Paul's Case: A Study in Temperament Art and Culture Quotes

How we cite our quotes: (Part.Paragraph)

Quote #4

It was at the theatre and at Carnegie Hall that Paul really lived; the rest was but a sleep and a forgetting. This was Paul's fairy tale, and it had for him all the allurement of a secret love. (1.29)

This passage suggests that all the lying and hiding Paul is doing really is to cover his involvement in the art world, but it seems like there really has to be something more going on.

Quote #5

Several of Paul's teachers had a theory that his imagination had been perverted by garish fiction, but the truth was that he scarcely ever read at all. The books at home were not such as would either tempt or corrupt a youthful mind, and […] he got what he wanted much more quickly from music; any sort of music, from an orchestra to a barrel organ. (1.32)

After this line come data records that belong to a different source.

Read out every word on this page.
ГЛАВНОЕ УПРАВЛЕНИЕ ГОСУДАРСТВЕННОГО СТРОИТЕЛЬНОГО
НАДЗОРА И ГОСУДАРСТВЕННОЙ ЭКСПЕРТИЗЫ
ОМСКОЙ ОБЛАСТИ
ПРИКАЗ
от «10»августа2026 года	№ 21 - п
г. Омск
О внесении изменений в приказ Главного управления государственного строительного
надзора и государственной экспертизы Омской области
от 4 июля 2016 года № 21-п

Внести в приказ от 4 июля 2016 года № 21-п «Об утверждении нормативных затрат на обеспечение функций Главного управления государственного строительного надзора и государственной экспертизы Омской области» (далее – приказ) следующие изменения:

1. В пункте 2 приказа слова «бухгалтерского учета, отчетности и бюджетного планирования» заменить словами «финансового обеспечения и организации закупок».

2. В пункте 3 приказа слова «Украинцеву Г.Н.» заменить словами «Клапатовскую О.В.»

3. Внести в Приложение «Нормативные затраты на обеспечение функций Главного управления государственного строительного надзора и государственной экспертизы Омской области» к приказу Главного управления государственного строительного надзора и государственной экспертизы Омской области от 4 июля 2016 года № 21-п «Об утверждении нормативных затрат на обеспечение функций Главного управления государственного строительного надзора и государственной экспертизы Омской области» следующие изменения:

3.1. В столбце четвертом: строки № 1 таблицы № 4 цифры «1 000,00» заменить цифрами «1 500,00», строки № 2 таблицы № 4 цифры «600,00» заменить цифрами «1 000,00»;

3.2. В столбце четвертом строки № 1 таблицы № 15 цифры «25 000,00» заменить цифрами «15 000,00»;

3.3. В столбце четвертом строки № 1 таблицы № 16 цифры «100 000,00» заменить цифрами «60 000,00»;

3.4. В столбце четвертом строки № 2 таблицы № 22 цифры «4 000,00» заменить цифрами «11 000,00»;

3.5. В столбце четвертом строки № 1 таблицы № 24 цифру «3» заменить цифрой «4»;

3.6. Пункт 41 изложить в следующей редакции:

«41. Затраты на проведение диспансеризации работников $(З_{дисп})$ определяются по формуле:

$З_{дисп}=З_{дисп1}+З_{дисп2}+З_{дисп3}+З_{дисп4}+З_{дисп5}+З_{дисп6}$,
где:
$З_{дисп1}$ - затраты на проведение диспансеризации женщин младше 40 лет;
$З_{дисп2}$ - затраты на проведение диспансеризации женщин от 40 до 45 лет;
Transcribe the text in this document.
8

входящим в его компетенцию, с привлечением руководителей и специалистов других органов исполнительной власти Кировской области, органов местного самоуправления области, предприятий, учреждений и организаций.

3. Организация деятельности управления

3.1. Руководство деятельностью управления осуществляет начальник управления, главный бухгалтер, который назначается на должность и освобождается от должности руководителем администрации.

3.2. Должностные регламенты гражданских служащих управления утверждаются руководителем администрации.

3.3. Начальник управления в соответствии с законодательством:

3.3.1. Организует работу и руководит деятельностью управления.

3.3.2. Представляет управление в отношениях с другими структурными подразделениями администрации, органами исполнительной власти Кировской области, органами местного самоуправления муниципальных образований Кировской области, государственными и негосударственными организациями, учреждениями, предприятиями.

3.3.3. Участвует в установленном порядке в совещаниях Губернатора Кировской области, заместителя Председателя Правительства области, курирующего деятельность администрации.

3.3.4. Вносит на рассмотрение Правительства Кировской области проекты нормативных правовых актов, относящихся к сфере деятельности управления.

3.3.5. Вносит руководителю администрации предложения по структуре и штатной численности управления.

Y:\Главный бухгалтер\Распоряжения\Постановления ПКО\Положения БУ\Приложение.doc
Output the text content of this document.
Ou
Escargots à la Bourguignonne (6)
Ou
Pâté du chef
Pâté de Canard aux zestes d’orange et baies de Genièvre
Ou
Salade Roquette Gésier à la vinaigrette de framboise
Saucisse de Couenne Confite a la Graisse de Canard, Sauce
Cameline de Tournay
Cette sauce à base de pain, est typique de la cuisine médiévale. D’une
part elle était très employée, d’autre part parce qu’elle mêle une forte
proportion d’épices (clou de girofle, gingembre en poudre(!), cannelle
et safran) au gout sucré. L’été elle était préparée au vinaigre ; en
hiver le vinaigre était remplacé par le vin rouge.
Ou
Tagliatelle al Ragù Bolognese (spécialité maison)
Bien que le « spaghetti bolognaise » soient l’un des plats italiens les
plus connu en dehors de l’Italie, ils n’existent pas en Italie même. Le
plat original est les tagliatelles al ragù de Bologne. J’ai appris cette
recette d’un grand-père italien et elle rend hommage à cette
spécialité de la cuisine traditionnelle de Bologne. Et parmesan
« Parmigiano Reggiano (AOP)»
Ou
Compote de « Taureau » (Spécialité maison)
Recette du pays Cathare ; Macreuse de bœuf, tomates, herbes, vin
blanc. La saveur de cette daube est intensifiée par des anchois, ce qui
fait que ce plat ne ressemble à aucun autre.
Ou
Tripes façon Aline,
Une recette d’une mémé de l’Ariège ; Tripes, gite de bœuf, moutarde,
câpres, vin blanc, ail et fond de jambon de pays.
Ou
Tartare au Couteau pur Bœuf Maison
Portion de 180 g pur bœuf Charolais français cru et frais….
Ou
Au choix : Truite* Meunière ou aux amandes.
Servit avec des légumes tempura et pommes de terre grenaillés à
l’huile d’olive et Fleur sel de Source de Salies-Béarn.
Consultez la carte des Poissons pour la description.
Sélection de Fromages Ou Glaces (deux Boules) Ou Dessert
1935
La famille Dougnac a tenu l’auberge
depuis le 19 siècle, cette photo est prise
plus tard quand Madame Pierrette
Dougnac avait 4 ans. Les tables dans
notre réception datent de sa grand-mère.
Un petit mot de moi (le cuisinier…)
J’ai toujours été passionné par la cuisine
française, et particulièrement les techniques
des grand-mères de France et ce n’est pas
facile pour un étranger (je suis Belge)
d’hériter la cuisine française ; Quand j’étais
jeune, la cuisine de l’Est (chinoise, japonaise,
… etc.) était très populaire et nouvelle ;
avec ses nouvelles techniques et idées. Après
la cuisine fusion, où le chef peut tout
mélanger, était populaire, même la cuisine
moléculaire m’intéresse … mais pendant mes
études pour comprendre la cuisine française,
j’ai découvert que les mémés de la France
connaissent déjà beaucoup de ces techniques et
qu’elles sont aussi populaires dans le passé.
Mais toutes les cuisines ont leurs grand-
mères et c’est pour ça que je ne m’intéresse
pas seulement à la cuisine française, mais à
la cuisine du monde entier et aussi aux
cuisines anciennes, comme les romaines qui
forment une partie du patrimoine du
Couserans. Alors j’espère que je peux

So the way people think about violent video games and hip-hop music today? They (probably the exact same people) used to say the same-but-different things about novels: corruptors of the youth, destroyers of the social fabric. And now you can actually major in them!

Quote #6

He had no desire to become an actor, any more than he had to become a musician. He felt no necessity to do any of these things; what he wanted was to see, to be in the atmosphere, float on the wave of it, to be carried out, blue league after blue league, away from everything. (1.32)

Maybe if Paul had any real artistic leanings, his life would have ended a little more happily—he'd have had something to work for. It's a little surprising that, surrounded by all these creative and artistic people, he essentially just said, "Yo, all I want to do is listen to music and watch movies when I grow up." So do we all, Paul.